Boleh dibilang, data ini menunjukkan gagalnya pemerintah, masyarakat, serta orang tua melindungi serta menghargai hak anak-anak Indonesia. Padahal, pemerintah telah meratifikasi Konvensi Hak Anak (Convention on the Right of the Child) Perserikatan Bangsa-Bangsa (PBB) dalam Keputusan Presiden Nomor 36 Tahun 1990. Konvensi tersebut seharusnya menjadi pijakan awal dalam mewujudkan proses pembelajaran berbasis hak anak (child rights-based approach of education). Termasuk juga melindungi anak-anak dari kekerasan fisik, mental, dan seksual. UU No 35 Tahun 2014 tentang Perlindungan Anak (UUPA) sebenarnya melarang setiap orang membiarkan anak-anak tanpa perlindungan. Apa pun alasannya, mereka tidak boleh ditelantarkan. Semangat utama konvensi dan regulasi ini mengandung upaya penyadaran dan peringatan bagi siapa saja untuk mengutamakan kepentingan anak-anak.

Hak Hidup
Sesungguhnya anak-anak dibekali dengan hak hidup, bertahan, serta mengembangkan diri. Anak-anak membutuhkan lingkungan yang menghargai eksistensi mereka dan menjamin pengembangan diri mereka secara holistik. Perkembangan anak-anak ditopang oleh iklim dan ekosistem yang kondusif. Dengan lingkungan yang bersih dan sehat, potensi mereka bisa dikembangkan secara dinamis.
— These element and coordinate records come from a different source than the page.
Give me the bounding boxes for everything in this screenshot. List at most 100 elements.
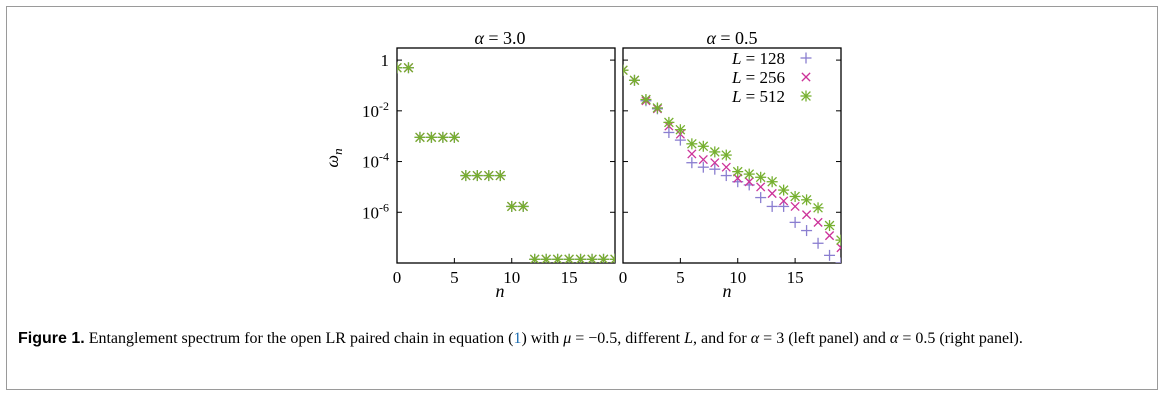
x-tick-label: 5 <box>450 268 459 287</box>
data-point <box>789 216 801 228</box>
legend: L = 128 L = 256 L = 512 <box>731 49 812 106</box>
x-tick-label: 15 <box>561 268 578 287</box>
data-point <box>697 161 709 173</box>
data-point <box>812 202 824 214</box>
data-point <box>552 253 564 263</box>
data-point <box>732 166 744 178</box>
y-tick-label: 10-4 <box>362 150 389 172</box>
data-point <box>540 253 552 263</box>
data-point <box>687 149 697 159</box>
data-point <box>471 170 483 182</box>
data-point <box>790 201 800 212</box>
data-point <box>756 182 766 192</box>
data-point <box>801 194 813 206</box>
x-tick-label: 0 <box>619 268 628 287</box>
caption-l: L <box>684 330 693 347</box>
x-tick-label: 0 <box>393 268 402 287</box>
panel-0-marks <box>397 62 615 263</box>
data-point <box>686 157 698 169</box>
equation-reference-link[interactable]: 1 <box>513 330 522 347</box>
legend-label-l512: L = 512 <box>731 87 785 106</box>
data-point <box>767 188 777 199</box>
data-point <box>720 149 732 161</box>
data-point <box>460 170 472 182</box>
data-point <box>609 253 615 263</box>
legend-marker <box>801 72 811 82</box>
data-point <box>517 200 529 212</box>
data-point <box>778 184 790 196</box>
data-point <box>663 126 675 138</box>
y-axis-symbol: ω <box>322 155 342 168</box>
data-point <box>575 253 587 263</box>
data-point <box>628 74 640 86</box>
left-panel-title: α = 3.0 <box>474 28 525 48</box>
panel-1-marks <box>623 64 841 263</box>
x-tick-label: 5 <box>676 268 685 287</box>
data-point <box>494 170 506 182</box>
caption-mu-value: = −0.5, different <box>571 330 685 347</box>
left-panel-frame <box>396 47 616 264</box>
caption-text-1: Entanglement spectrum for the open LR pa… <box>84 330 514 347</box>
caption-alpha-1-value: = 3 (left panel) and <box>759 330 890 347</box>
legend-marker <box>800 52 812 64</box>
data-point <box>709 146 721 158</box>
data-point <box>483 170 495 182</box>
legend-label-l256: L = 256 <box>731 68 785 87</box>
data-point <box>506 200 518 212</box>
x-tick-label: 10 <box>729 268 746 287</box>
data-point <box>686 138 698 150</box>
data-point <box>674 134 686 146</box>
right-panel-frame <box>622 47 842 264</box>
data-point <box>766 176 778 188</box>
data-point <box>801 225 813 237</box>
right-title-symbol: α <box>706 28 716 48</box>
data-point <box>663 116 675 128</box>
data-point <box>755 192 767 204</box>
figure-frame <box>6 6 1158 390</box>
data-point <box>836 243 841 253</box>
data-point <box>824 231 835 241</box>
left-title-symbol: α <box>474 28 484 48</box>
data-point <box>437 131 449 143</box>
left-title-value: = 3.0 <box>488 28 525 48</box>
y-tick-label: 1 <box>381 51 390 70</box>
caption-alpha-1: α <box>750 330 760 347</box>
left-x-axis-label: n <box>496 281 505 301</box>
data-point <box>623 64 629 76</box>
data-point <box>813 217 823 227</box>
data-point <box>425 131 437 143</box>
legend-marker <box>800 90 812 102</box>
data-point <box>801 210 812 220</box>
caption-text-3: , and for <box>693 330 751 347</box>
right-panel-title: α = 0.5 <box>706 28 757 48</box>
data-point <box>789 190 801 202</box>
data-point <box>698 154 708 165</box>
data-point <box>448 131 460 143</box>
right-title-value: = 0.5 <box>720 28 757 48</box>
y-tick-label: 10-6 <box>362 200 389 222</box>
data-point <box>835 257 841 263</box>
x-tick-label: 15 <box>787 268 804 287</box>
data-point <box>397 62 403 74</box>
data-point <box>586 253 598 263</box>
figure-caption: Figure 1. Entanglement spectrum for the … <box>18 327 1143 350</box>
data-point <box>721 162 731 172</box>
y-axis-subscript: n <box>330 148 345 155</box>
data-point <box>835 234 841 246</box>
data-point <box>779 196 789 206</box>
data-point <box>640 93 652 105</box>
data-point <box>824 220 836 232</box>
data-point <box>651 102 663 114</box>
data-point <box>720 170 732 182</box>
caption-label: Figure 1. <box>18 330 85 347</box>
caption-alpha-2-value: = 0.5 (right panel). <box>898 330 1023 347</box>
caption-mu: μ <box>563 330 572 347</box>
data-point <box>414 131 426 143</box>
y-tick-label: 10-2 <box>362 99 389 121</box>
data-point <box>733 173 743 183</box>
data-point <box>529 253 541 263</box>
data-point <box>674 124 686 136</box>
data-point <box>766 200 778 212</box>
data-point <box>743 168 755 180</box>
legend-label-l128: L = 128 <box>731 49 785 68</box>
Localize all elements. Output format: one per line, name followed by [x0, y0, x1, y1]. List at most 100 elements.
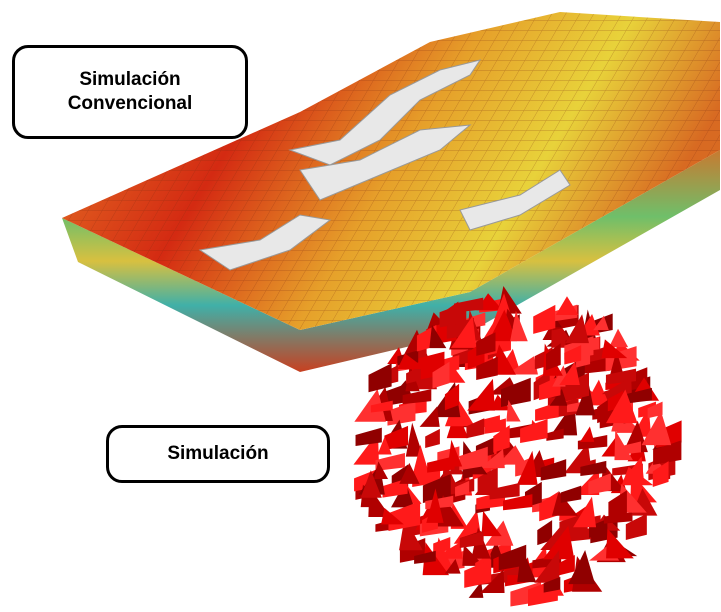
fracture: [373, 461, 389, 480]
fracture: [503, 494, 533, 511]
fracture: [565, 314, 589, 344]
fracture: [370, 400, 393, 413]
reservoir-side: [62, 150, 720, 372]
fracture: [444, 383, 460, 411]
fracture: [484, 418, 506, 434]
fracture: [399, 462, 420, 484]
fracture: [516, 450, 538, 485]
fracture: [459, 446, 488, 471]
fracture: [377, 436, 392, 455]
fracture: [603, 511, 633, 524]
fracture: [622, 456, 644, 481]
fracture-network: [353, 285, 682, 607]
reservoir-model: [62, 12, 720, 372]
label-text: Simulación: [167, 443, 269, 464]
fracture: [466, 418, 485, 439]
fracture: [474, 475, 492, 495]
fracture: [413, 444, 429, 473]
fracture: [381, 507, 404, 525]
fracture: [501, 377, 531, 407]
fracture: [546, 428, 564, 441]
fracture: [464, 559, 492, 588]
fracture: [476, 332, 496, 356]
fracture: [618, 441, 641, 456]
fracture: [425, 428, 440, 448]
fracture: [641, 410, 672, 446]
fracture: [422, 542, 450, 576]
fracture: [537, 520, 553, 546]
fracture: [601, 339, 628, 359]
fracture: [625, 387, 652, 404]
fracture: [467, 378, 495, 411]
label-box: Simulación: [106, 425, 330, 483]
fracture: [575, 379, 596, 416]
fracture: [488, 309, 518, 342]
fracture: [510, 310, 528, 342]
fracture: [355, 427, 382, 447]
fracture: [535, 401, 559, 422]
fracture: [589, 518, 608, 538]
label-box: Simulación Convencional: [12, 45, 248, 139]
fracture: [601, 377, 632, 395]
fracture: [422, 473, 451, 503]
fracture: [534, 549, 560, 583]
fracture: [609, 328, 629, 348]
fracture: [580, 460, 607, 476]
fracture: [406, 366, 421, 384]
fracture: [573, 496, 597, 528]
fracture: [625, 513, 647, 540]
fracture: [444, 558, 461, 574]
fracture: [481, 510, 502, 537]
fracture: [360, 470, 382, 498]
fracture: [384, 425, 409, 451]
fracture: [447, 439, 463, 467]
fracture: [489, 394, 512, 411]
fracture: [375, 452, 405, 471]
fracture: [520, 419, 548, 443]
fracture: [459, 531, 484, 548]
fracture: [489, 482, 520, 500]
fracture: [429, 324, 447, 349]
fracture: [354, 388, 386, 422]
fracture: [549, 388, 568, 406]
fracture: [605, 389, 638, 424]
fracture: [542, 525, 575, 560]
fracture: [588, 473, 611, 495]
fracture: [493, 425, 510, 453]
fracture: [506, 399, 521, 422]
fracture: [551, 491, 578, 516]
fracture: [543, 576, 561, 593]
fracture: [560, 485, 582, 503]
fracture: [450, 315, 477, 348]
fracture: [559, 361, 580, 385]
label-text: Convencional: [67, 93, 193, 114]
fracture: [427, 456, 455, 473]
fracture: [454, 297, 484, 313]
fracture: [433, 537, 451, 554]
fracture: [533, 304, 556, 334]
fracture: [432, 361, 450, 389]
fracture: [402, 389, 432, 405]
fracture: [498, 544, 527, 571]
fracture: [606, 528, 634, 559]
fracture: [652, 461, 669, 488]
fracture: [546, 343, 561, 371]
fracture: [653, 440, 682, 465]
fracture: [540, 459, 567, 481]
fracture: [397, 353, 426, 370]
fracture: [497, 445, 527, 465]
fracture: [608, 490, 627, 521]
fracture: [564, 345, 582, 365]
fracture: [609, 350, 624, 376]
fracture: [414, 550, 436, 564]
fracture: [568, 549, 596, 585]
fracture: [506, 356, 538, 375]
fracture: [647, 401, 663, 419]
fracture: [368, 363, 392, 393]
fracture: [579, 426, 595, 442]
fracture: [455, 480, 470, 497]
fracture: [476, 356, 498, 381]
fracture: [555, 296, 579, 315]
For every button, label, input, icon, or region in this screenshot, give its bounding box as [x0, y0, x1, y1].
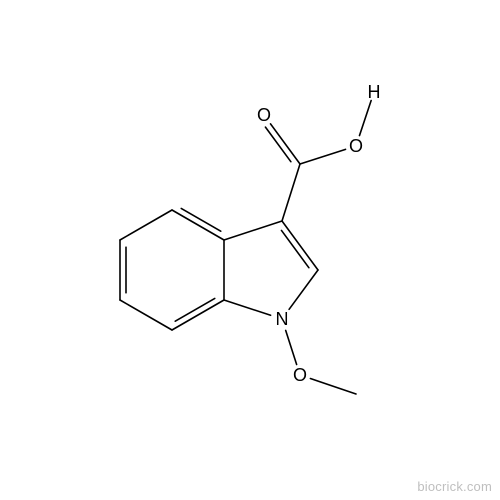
- atom-oD: O: [257, 106, 271, 124]
- atom-n: N: [276, 310, 289, 328]
- bond-layer: [0, 0, 500, 500]
- atom-oMe: O: [293, 366, 307, 384]
- watermark: biocrick.com: [417, 479, 492, 494]
- structure-canvas: N O O O H biocrick.com: [0, 0, 500, 500]
- atom-h: H: [368, 83, 381, 101]
- atom-oH: O: [349, 137, 363, 155]
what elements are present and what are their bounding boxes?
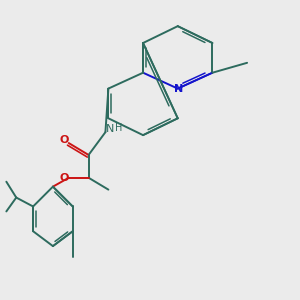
Text: O: O [59,135,68,145]
Text: O: O [59,173,68,183]
Text: N: N [106,124,115,134]
Text: N: N [174,84,183,94]
Text: H: H [115,123,122,133]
Masih banyak anak di permukiman kumuh yang belum sepenuhnya menikmati hak-hak fundamental mereka. Beragam ketimpangan dan kepentingan justru menyudutkan mereka sebagai “anak tiri” di negeri sendiri. Menanggapi fenomena ini, harus ada ikhtiar serius mengembangkan mekanisme penyelamatan anak-anak.
Baik pemerintah, masyarakat, maupun orang tua, dituntut mampu menjamin kesempatan yang sama bagi setiap anak untuk menikmati hak-hak mereka dengan leluasa. Penghormatan atas martabat mereka salah satu indikator utama negara dinyatakan sehat. Kasus-kasus pelanggaran hak anak selayaknya direspons secara proporsional, sehingga anak-anak terhindar dari segala bentuk tindak kekerasan (child abuse) dan diskriminasi.
Pemerintah dituntut bersikap responsif, berpikir inovatif, dan bertindak kreatif dalam meningkatkan kualitas hidup masyarakat di lingkungan permukimah kumuh. Pemerintah harus membangun infrastruktur dan reproduksi sosial bagi anak-anak, seperti fasilitas pengasuhan, crisis centre dan shelter, pusat kesehatan, air bersih, subsidi pangan bergizi dan energi, serta lingkungan huni sehat. Pemerintah bisa menggandeng swasta dalam memperbaiki permukiman kumuh melalui program-program CSR perusahaan yang mengemban misi sosial.